The Government's suggestions about how it might introduce competition in the electricity market are likely to prove unattractive to the industry and make prices more expensive, the business lobby group IBEC said yesterday. A report commissioned by IBEC said the proposals, as they stand, could also lead to capacity shortages.
"It is of serious concern to the business community that proposals as fundamentally flawed as these should go ahead," said Ms Rosemary Stein, IBEC's assistant director of trade and industry affairs.
"It is ironic that proposals designed to introduce competition and lower prices could actually have the opposite effect."
A spokesman for the Minister for Public Enterprise, Ms O'Rourke, stressed that the Department's ideas were part of a consultative process and said the IBEC report was "a most welcome submission".
A number of organisations with an interest in the electricity sector had made submissions to the Minister, and these were being examined in detail.
He said Ms O'Rourke was looking forward to meeting IBEC to discuss its concerns.
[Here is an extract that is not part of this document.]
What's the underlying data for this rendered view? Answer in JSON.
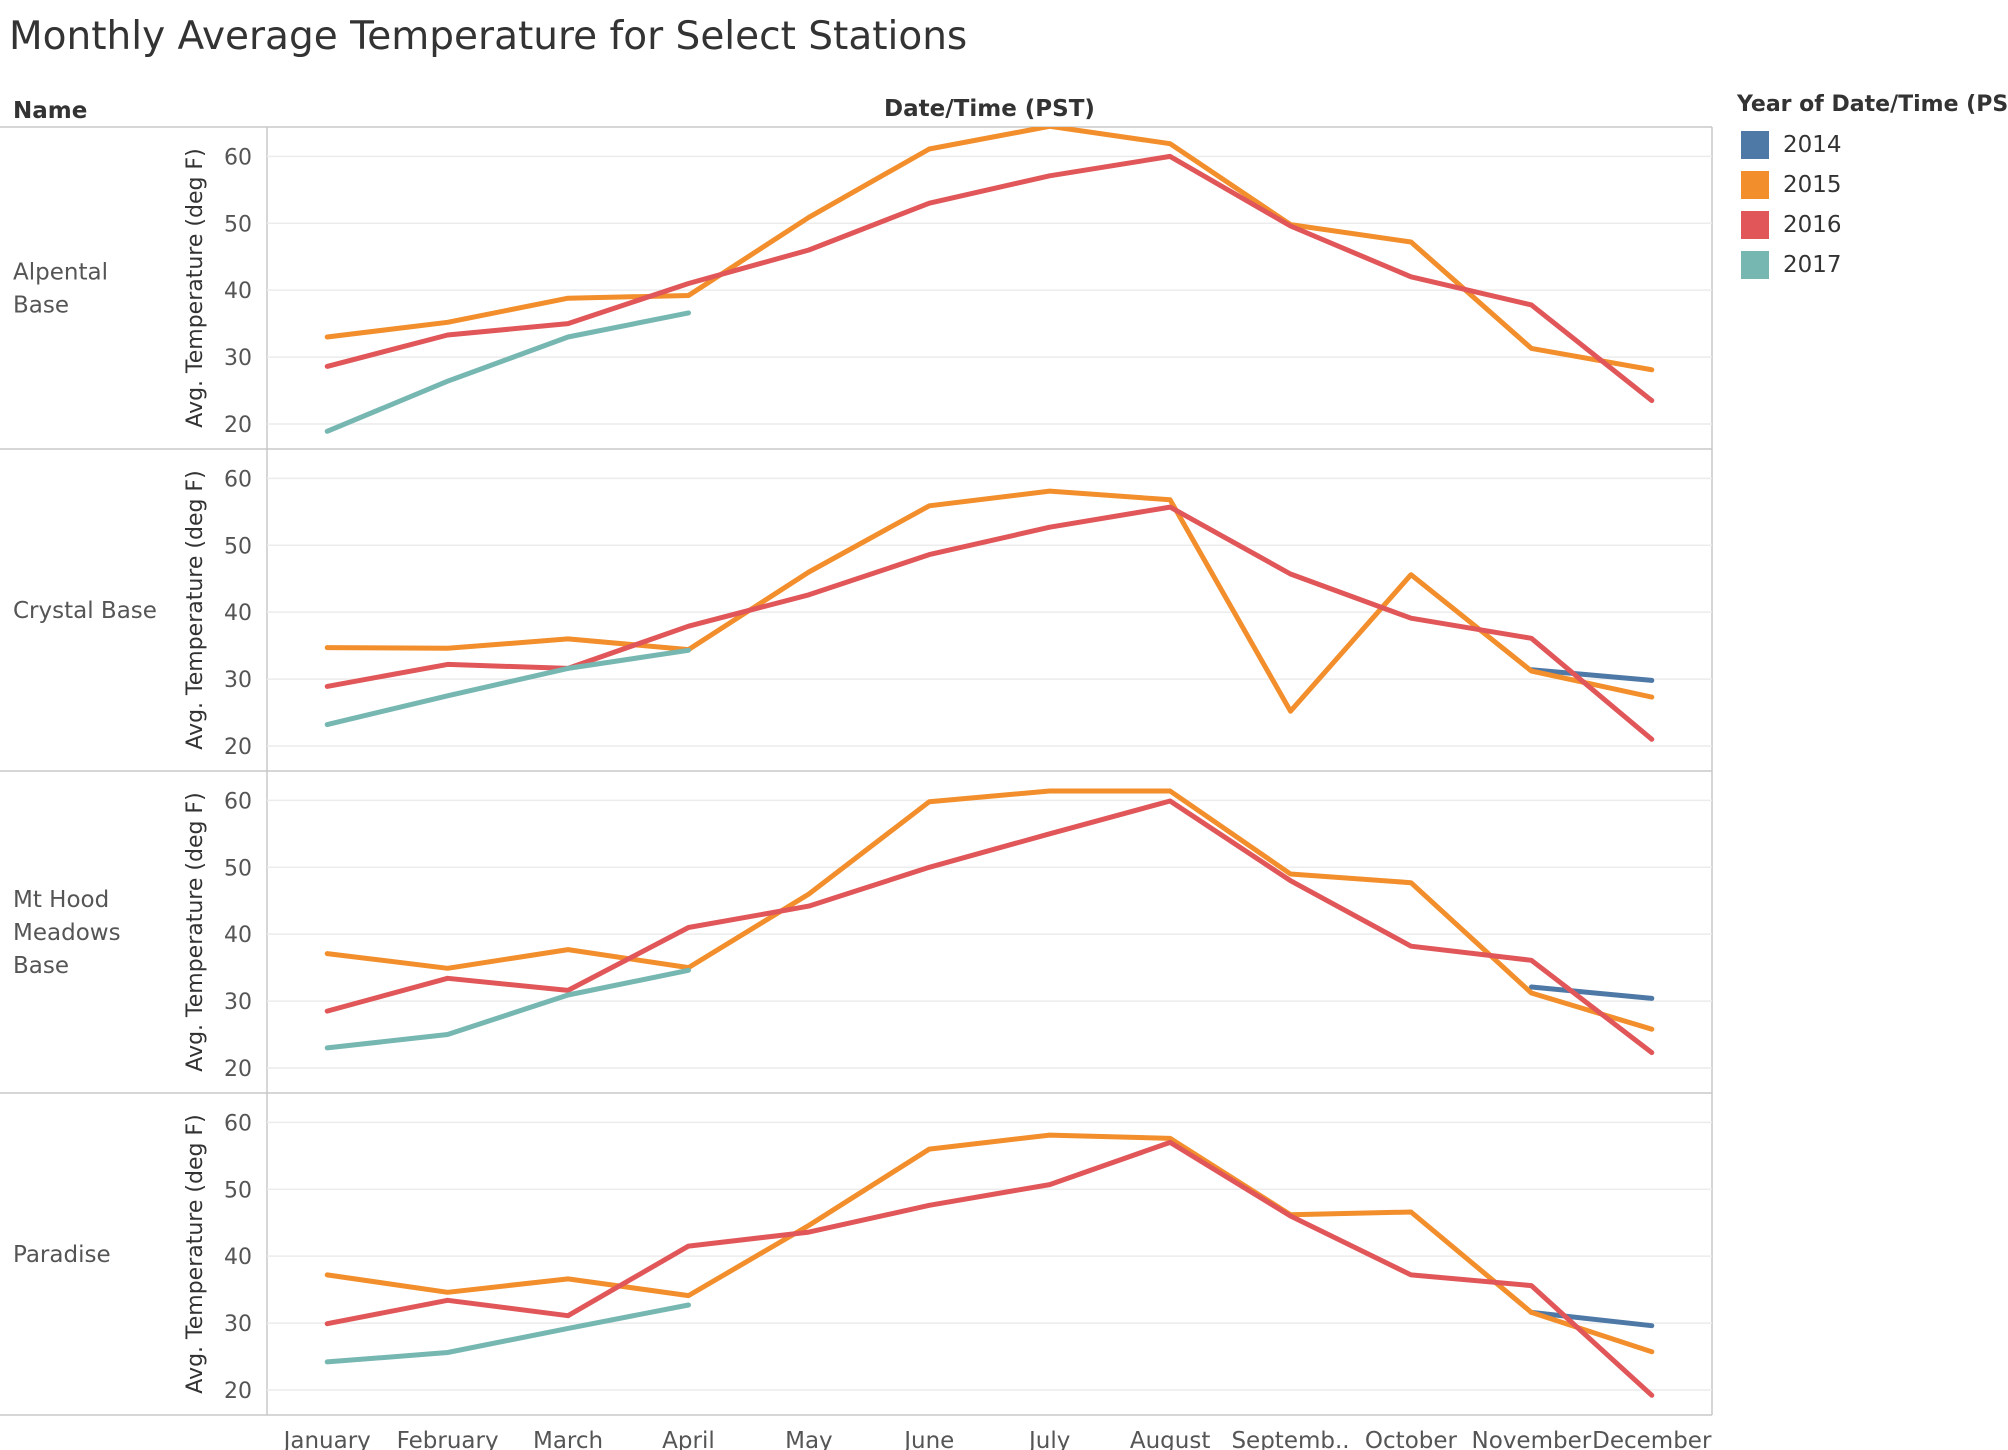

The report, published yesterday ,was carried out by British electricity specialists London Economics and analyses the Department's consultation paper, published in May.
It characterised the Government's proposals as lacking clarity and practical detail.
According to the report, there were several fundamental problems with the Department of Communications approach. These included price reductions not being listed as an explicit and primary objective and that social and political obligations such as maintaining peat-burning stations were not properly reconciled.
There were also various problems with the structural model, according to London Economics.
It was unclear, for example, whether the regulator would be able to force the central electricity buyer, known as the power procurer, to purchase high-cost capacity from socially-desirable plants, said the report. Under an EU directive, around 28 per cent of electric power should be open to competition by the year 2000.
The Department's document offers two proposals to determine which customers were eligible for this; the top single-site users, around 500 in all, or the top users including aggregated consumption by retailers, schools and hospitals.
IBEC said yesterday that only big industrial users should be allowed to benefit at first.
The State, as owner of the ESB, could be faced with a conflict of interest, according to the report, and the ESB may shift some of its risks from one part of its operation to others, forcing consumers to pay. It may also underestimate future capacity rather than risk producing too much.
Also, the report added, there was no reason why the regulator should not be answerable to a Dail committee rather than directly to the minister.
The chairman of IBEC's energy policy committee, Mr Brian Sweeney, said the London Economics report was "very worrying".